One day, about a month after surgery, Dave said, "How was your day?" I said, "My day was frustrating. I have to keep reminding myself that I'm not permanently broken, but I'm not mended yet."
Not broken, but not mended yet. There is much in the world today, in each of our lives, that lands squarely in those uncomfortable place in-between. Not permanently broken, but not mended yet. To our modern ears, this mini apocalypse of a Gospel we hear today can seem like a harsh comfort for this in-between time, a time when we tire of darkness and yearn so much towards joy and light.
After the year we’ve all had, it’s easy to see how much in our world seems irreparably broken. A divisive election, destructive storms, earthquakes, war. It's not hard for us to find the evidence of disaster and darkness. And it's understandable that we would look at them and despair. After all, how is it possible for us alone to remedy what seems so irreparably broken?
It isn't. It isn't possible for us alone to overcome the darkness. But our readings remind us we aren't alone, and we as a people, individually or collectively, are not irreversibly broken. I am not broken, and you are not broken. We and our world are not yet mended. We hope for the One who is to come, who will be the great healer. The One who comes as a child, and the One who has promised to come again, in power and great glory. We are promised that one day, we and all that we know will be mended when we are whole in the kingdom of God. As Martin Luther King, Jr. put it, "Unconditional love will have the last word." So we have a choice - do we believe that someday the broken places will be mended? Do we believe that our wounds will be healed? Do we believe that God will fulfill all of God’s great promises?
I believe that in our own imperfect way, we are here to lift up our desire to do just that. We are here to push back against fear, and to affirm the eternal dawning of our hope in Christ. We are here to affirm the Christ who has been with us, who still dwells among us, who will return to us. Each Sunday, we come together and kneel before the table of God, to affirm that we believe in a God who has promised redemption and hope to the world, not brokenness and destruction.
So - how do we live as if we believe? How do we live today, if we believe that love will overcome all evil tomorrow? If we believe in a God who keeps those promises, that loves us beyond all reason, then that same God calls us to love each other along the way, and asks us to choose hope over fear.
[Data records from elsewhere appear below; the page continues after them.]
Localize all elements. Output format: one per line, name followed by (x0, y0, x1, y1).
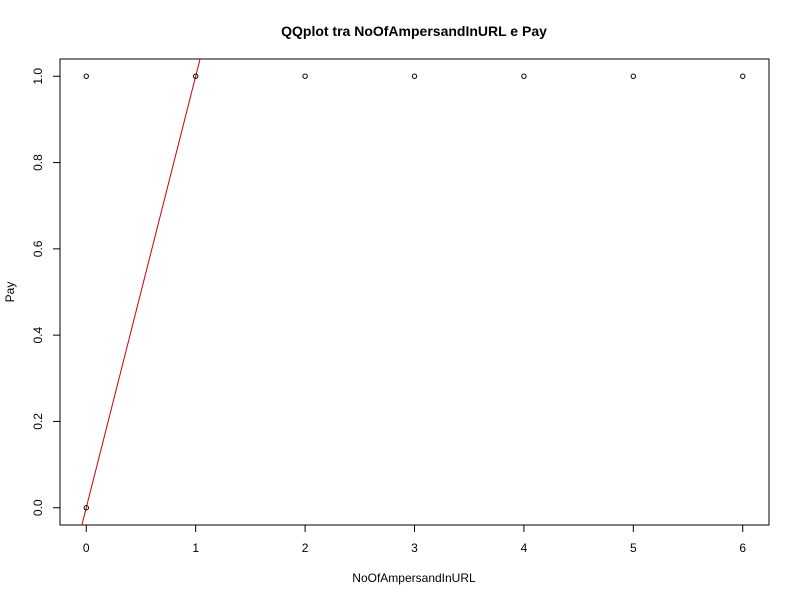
y-tick-label: 1.0 (31, 68, 45, 85)
y-tick-label: 0.2 (31, 413, 45, 430)
y-tick-label: 0.6 (31, 240, 45, 257)
data-point (302, 73, 308, 79)
x-tick-label: 0 (83, 541, 90, 555)
data-point (192, 73, 199, 79)
y-tick-label: 0.4 (31, 326, 45, 343)
y-axis-label: Pay (3, 282, 17, 303)
x-axis-label: NoOfAmpersandInURL (352, 571, 476, 585)
x-tick-label: 6 (739, 541, 746, 555)
x-tick-label: 4 (521, 541, 528, 555)
data-point (630, 73, 637, 79)
y-axis: 0.0 0.2 0.4 0.6 0.8 1.0 (31, 68, 61, 516)
data-point (521, 73, 527, 79)
x-tick-label: 1 (192, 541, 199, 555)
data-point (83, 505, 89, 511)
y-tick-label: 0.0 (31, 499, 45, 516)
y-tick-label: 0.8 (31, 154, 45, 171)
data-point (83, 73, 89, 79)
data-point (411, 73, 418, 79)
x-axis: 0 1 2 3 4 5 6 (83, 524, 746, 555)
x-tick-label: 2 (302, 541, 309, 555)
x-tick-label: 3 (411, 541, 418, 555)
data-point (740, 73, 746, 79)
plot-area (81, 59, 746, 525)
plot-frame (59, 58, 770, 526)
x-tick-label: 5 (630, 541, 637, 555)
reference-line (81, 59, 201, 525)
chart-title: QQplot tra NoOfAmpersandInURL e Pay (281, 23, 547, 39)
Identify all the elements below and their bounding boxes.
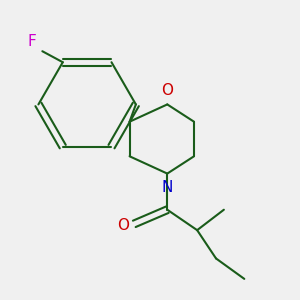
Text: N: N — [162, 181, 173, 196]
Text: F: F — [28, 34, 37, 49]
Text: O: O — [161, 82, 173, 98]
Text: O: O — [118, 218, 130, 233]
Our love for each other can be that taste of God's kingdom even in imperfect and difficult times. We ourselves can be the now in the midst of the not yet. You sent me meals and cards and e-mails and jokes. You prayed for me by name when I could not. You had words when I had none. You were the now in the middle of my messy and frustrating not yet.
The birth of Christ which we await is the in-breaking of the kingdom of God into this hurting world. God at work then, God with us here today, here even now. We are invited to be a part of that work, to lift up hope, to refuse to give in to fear, until Christ returns to fulfill the kingdom of God, in God's own good time. We are invited to be works in progress, in all the mess and the imperfection that implies. We are invited to follow Christ - that implies a life lived in motion. Where we are at this moment is not where we will end up. Not broken, but not yet mended.
This Advent may you walk out of darkness, and walk into the light. “May the Lord make you increase and abound in love for one another and for all.” May you move forward to this new year, and may the inbreaking of God’s hope bring the dawn that ends the night. And may we be bold enough to live lives of Advent hope. Now...and always.